In the present study, mice vaccinated with Ad-S1 had IgG titers of 1:1010 and 1:122 detected by ELISA two weeks after the first and second immunization, respectively. The dilution titer of ad-s1 was 378.9 (GMT) at 14 days after inoculation and 2297.4 (GMT) at 28 days after inoculation. In the neutralization antibody test, Vero E6 cells immunized with Ad-S1 showed 1:24.3 and 1:26.3 neutralization at D14 and D28 against live SARS-CoV-2 virus challenge in vitro, respectively. The neutralization titers of the pseudovirus at D14 and D28 were 283.7 (GMT) and 769.0 (GMT), respectively. Thus, the vaccine in this study was more effective in terms of the immune response in the mouse model.
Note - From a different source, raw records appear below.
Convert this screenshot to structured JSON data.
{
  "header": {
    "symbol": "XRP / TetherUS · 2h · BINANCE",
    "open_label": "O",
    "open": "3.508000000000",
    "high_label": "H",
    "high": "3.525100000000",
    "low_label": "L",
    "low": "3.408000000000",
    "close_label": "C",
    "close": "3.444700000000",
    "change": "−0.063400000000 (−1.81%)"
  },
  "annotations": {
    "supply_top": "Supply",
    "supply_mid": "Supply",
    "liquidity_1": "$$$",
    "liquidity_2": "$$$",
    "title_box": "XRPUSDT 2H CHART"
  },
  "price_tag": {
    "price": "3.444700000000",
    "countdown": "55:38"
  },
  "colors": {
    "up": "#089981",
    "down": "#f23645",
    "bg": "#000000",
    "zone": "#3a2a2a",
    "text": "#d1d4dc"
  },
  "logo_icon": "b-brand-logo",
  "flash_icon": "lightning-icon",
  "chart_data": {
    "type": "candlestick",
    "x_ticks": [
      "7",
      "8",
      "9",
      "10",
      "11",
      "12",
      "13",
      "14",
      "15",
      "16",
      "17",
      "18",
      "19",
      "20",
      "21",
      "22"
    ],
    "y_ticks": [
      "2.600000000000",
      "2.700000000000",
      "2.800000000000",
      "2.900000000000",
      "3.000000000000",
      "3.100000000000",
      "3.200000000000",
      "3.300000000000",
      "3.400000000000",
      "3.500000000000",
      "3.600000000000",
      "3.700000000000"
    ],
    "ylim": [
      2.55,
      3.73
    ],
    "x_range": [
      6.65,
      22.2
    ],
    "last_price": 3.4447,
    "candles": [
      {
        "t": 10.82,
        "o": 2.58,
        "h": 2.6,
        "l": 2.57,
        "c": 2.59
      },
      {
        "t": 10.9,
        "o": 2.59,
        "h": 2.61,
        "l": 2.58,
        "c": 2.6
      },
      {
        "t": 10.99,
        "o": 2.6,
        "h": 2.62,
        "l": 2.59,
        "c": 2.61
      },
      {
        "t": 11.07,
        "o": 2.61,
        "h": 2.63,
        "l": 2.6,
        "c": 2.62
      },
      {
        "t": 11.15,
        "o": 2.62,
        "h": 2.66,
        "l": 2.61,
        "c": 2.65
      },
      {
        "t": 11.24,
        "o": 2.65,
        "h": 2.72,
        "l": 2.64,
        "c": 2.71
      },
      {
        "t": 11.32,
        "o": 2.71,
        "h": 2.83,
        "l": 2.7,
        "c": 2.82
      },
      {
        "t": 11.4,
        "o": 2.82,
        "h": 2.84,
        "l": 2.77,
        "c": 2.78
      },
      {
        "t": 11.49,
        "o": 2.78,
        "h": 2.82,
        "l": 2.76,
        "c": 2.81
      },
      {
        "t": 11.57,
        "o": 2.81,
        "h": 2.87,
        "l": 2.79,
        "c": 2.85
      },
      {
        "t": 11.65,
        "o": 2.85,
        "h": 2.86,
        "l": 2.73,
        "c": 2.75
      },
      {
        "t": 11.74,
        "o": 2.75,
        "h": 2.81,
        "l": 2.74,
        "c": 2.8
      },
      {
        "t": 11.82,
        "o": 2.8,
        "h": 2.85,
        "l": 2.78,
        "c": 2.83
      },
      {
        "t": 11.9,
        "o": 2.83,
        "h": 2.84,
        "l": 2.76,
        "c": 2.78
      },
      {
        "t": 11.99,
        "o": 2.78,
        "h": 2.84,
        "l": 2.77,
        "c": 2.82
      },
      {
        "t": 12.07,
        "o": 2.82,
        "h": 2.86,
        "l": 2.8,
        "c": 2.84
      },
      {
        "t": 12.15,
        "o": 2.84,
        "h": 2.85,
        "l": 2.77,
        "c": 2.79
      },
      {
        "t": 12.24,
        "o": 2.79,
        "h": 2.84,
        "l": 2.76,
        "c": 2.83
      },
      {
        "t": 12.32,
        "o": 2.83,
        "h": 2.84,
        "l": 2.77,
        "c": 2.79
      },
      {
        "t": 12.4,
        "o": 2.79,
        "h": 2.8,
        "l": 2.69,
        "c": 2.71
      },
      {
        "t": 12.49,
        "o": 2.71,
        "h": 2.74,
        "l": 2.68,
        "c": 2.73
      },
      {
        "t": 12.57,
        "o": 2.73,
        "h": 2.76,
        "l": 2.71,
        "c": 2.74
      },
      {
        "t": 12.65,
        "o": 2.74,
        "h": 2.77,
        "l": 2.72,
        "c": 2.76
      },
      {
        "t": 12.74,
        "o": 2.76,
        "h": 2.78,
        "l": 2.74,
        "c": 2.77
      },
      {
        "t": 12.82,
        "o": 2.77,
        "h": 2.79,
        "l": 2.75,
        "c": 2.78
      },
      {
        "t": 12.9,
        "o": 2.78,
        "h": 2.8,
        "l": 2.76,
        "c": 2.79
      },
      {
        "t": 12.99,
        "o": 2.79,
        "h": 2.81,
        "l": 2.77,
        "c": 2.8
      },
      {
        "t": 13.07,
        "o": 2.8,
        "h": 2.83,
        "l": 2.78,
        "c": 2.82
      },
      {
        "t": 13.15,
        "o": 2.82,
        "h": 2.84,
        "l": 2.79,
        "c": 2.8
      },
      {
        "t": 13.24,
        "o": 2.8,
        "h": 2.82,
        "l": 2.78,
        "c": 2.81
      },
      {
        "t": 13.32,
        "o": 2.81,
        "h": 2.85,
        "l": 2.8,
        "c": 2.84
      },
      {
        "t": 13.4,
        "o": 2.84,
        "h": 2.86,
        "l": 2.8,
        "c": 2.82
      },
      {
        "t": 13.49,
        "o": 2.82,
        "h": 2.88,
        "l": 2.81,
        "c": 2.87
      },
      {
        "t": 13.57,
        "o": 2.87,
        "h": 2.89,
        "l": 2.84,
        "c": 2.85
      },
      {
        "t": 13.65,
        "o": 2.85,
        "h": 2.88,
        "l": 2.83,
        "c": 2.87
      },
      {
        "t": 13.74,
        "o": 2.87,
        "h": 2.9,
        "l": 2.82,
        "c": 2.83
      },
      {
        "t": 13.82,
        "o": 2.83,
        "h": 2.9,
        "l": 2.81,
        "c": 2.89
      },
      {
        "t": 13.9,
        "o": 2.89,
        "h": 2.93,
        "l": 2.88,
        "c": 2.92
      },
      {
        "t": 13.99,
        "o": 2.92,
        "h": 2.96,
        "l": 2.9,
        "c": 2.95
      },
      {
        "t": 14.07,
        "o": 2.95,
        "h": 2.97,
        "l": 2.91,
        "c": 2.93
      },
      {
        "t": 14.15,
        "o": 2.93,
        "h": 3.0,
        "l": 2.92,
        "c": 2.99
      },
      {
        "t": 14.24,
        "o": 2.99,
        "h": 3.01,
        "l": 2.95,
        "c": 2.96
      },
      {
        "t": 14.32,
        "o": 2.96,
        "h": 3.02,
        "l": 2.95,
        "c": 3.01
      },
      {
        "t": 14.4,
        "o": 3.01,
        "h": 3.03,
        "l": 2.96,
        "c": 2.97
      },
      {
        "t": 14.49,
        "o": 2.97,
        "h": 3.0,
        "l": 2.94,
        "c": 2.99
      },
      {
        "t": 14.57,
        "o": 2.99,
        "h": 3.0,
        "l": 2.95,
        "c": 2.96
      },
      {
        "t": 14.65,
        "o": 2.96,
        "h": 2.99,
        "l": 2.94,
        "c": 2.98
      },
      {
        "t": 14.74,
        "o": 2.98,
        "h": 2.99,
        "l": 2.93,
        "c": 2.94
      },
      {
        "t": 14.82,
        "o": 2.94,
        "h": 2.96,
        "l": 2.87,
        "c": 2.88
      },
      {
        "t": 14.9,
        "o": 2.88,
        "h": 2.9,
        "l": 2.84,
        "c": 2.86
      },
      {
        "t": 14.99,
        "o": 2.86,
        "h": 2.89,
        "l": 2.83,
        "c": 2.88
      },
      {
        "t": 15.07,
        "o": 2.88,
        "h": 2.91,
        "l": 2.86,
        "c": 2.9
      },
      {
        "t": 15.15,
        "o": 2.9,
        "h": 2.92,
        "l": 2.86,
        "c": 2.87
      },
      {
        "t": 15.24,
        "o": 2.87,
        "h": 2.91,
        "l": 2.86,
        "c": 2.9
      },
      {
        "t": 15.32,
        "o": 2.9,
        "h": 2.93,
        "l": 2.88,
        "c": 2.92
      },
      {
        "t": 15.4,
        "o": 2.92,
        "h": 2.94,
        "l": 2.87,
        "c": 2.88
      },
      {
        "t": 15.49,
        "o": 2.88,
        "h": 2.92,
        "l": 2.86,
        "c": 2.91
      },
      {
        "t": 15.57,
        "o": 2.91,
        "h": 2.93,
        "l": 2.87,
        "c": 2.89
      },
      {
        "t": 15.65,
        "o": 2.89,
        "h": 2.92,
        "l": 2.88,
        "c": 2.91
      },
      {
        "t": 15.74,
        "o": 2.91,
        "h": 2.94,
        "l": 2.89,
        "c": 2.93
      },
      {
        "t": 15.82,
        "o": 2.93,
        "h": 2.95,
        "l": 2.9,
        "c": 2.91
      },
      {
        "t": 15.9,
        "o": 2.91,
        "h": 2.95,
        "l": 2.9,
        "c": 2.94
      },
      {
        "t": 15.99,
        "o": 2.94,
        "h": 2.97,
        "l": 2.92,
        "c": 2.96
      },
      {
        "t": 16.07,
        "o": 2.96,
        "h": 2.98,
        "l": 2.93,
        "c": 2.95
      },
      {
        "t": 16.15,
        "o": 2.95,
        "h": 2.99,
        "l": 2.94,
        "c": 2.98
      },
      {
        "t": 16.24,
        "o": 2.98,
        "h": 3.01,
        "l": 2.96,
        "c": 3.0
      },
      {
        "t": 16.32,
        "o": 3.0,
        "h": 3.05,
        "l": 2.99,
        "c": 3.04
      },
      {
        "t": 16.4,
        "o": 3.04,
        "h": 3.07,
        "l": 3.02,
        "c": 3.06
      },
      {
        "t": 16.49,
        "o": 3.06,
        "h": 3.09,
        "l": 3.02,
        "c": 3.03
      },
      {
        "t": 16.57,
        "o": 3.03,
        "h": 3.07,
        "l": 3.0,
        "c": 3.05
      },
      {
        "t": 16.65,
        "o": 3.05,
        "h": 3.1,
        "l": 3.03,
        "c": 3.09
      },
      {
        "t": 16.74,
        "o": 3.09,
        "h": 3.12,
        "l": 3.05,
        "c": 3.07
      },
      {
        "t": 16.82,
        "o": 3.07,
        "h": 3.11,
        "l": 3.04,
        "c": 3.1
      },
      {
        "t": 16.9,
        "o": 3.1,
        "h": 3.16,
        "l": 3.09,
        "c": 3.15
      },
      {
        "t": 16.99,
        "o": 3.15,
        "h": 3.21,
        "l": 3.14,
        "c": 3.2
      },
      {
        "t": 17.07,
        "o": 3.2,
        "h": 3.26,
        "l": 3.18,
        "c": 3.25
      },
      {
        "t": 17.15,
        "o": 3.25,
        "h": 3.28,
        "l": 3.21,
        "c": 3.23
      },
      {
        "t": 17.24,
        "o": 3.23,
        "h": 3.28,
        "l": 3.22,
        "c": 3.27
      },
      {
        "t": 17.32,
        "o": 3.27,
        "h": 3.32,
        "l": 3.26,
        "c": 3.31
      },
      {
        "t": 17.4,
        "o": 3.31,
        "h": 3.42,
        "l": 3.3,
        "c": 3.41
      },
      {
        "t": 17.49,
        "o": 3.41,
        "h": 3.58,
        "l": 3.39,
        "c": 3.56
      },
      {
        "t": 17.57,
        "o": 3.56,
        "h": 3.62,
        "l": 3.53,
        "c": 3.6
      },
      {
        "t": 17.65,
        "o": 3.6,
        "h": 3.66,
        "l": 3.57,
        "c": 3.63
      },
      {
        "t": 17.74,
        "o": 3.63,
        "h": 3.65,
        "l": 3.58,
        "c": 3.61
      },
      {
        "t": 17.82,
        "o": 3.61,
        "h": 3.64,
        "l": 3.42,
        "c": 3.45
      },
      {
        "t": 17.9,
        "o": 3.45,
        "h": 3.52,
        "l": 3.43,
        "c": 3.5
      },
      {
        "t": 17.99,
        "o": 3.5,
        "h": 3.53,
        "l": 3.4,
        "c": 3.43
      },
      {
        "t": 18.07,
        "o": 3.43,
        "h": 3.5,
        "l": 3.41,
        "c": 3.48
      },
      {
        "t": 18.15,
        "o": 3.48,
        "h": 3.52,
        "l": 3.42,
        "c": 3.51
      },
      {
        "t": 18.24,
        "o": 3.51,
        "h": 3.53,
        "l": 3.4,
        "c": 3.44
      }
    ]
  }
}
Due to the limitation of the experimental conditions, we did not perform enzyme-linked immunosorbent spot (ELISpot) analysis of the spleen immune cells of the experimental mice. Moreover, attack protection experiments of SARS-CoV-2 on mice could not be performed due to the limitation of the physical protection laboratory. However, we determined that the vaccine had high efficacy in mouse models and could be used as an ideal reserve vaccine strain. In addition, the immunogenicity, safety, and effectiveness of prospective SARS-CoV-2 vaccine candidates should be examined in additional animal models (e.g., rabbits, primates, raccoons, dogs), as mouse models may not fully duplicate human immunological features.